Уникальным свойством ЛЕВ является его способность в ряде случаев решать проблему медикаментозной резистентности даже тогда, когда ни один из существующих АЭП справиться с ней не смог. Вопреки представлениям, сформулированным M. Brodie и соавт. [8, 9], в соответствии с которыми эффективность каждого последующего из последовательно сменяемых АЭП, снижается. ЛЕВ нередко становился тем единственным средством, которое позволяло добиться результата, не достигаемого при применении других АЭП первой очереди выбора. Это может объясняться лишь наличием у ЛЕВ уникальных, не имеющих аналогов механизмов действия.
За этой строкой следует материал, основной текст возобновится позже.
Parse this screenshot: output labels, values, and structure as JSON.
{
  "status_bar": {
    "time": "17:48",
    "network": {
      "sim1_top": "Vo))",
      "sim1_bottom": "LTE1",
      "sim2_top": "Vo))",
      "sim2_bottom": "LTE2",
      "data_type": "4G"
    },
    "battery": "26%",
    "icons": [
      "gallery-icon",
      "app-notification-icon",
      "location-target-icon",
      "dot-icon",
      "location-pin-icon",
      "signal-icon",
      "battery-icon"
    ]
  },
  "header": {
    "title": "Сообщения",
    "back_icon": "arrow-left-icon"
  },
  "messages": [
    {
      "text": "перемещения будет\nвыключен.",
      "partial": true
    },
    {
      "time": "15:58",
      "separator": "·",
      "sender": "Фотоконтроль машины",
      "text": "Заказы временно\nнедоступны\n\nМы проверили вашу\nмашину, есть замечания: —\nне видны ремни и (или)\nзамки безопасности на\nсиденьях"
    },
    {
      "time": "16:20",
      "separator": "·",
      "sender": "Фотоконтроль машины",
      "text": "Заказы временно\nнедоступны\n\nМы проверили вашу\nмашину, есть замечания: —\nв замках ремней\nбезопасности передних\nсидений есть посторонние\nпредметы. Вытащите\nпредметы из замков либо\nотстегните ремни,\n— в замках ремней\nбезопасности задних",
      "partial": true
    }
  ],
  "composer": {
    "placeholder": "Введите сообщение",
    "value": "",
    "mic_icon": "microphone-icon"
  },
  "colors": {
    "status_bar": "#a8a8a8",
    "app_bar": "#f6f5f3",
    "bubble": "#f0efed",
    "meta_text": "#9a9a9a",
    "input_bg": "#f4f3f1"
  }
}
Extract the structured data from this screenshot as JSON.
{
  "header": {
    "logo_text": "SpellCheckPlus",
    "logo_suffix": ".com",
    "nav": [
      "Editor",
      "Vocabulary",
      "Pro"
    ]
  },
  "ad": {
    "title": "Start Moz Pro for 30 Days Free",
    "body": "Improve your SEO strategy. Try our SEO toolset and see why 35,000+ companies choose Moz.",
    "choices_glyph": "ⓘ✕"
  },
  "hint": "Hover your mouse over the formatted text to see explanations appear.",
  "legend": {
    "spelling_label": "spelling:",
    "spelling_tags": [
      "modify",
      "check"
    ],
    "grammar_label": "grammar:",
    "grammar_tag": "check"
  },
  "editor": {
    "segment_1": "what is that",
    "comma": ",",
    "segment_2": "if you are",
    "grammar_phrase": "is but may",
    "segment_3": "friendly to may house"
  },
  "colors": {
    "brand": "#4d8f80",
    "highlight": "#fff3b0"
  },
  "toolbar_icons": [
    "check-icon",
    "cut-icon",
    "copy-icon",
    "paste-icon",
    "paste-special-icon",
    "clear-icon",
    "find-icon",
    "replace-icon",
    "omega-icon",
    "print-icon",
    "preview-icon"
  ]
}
Как видно из представленных в табл. 2 данных, число респондеров в группе пациентов, получающих политерапию, после присоединения ЛЕВ возросло на 21,3% (р<0,001), составив 58 человек, у 17 (15,7%) из них достигнута ремиссия.
Принципиально иной механизм действия, безусловно, обеспечивает ЛЕВ высокий и дополнительный терапевтический потенциал при применении не только в последующей за стартовой монотерапии, но и в комбинированной политерапии с другими АЭП.
Из 10 пациентов с ИГЭ (ЮМЭ — 8, юношеская абсансная эпилепсия — 2) стартовая монотерапия ЛЕВ была назначена 5 больным, в остальных случаях причиной ее назначения была неэффективность или непереносимость предшествующего лечения. По результатам катамнестического наблюдения, ремиссия была достигнута у 8 пациентов, улучшение более 50% — у 2 (100% респондеров). У больных с улучшением продолжали персистировать единичные генерализованные приступы, чаще миоклонии, связанные с действием провоцирующих факторов (недосыпание, пропуск приема препарата, алкоголь).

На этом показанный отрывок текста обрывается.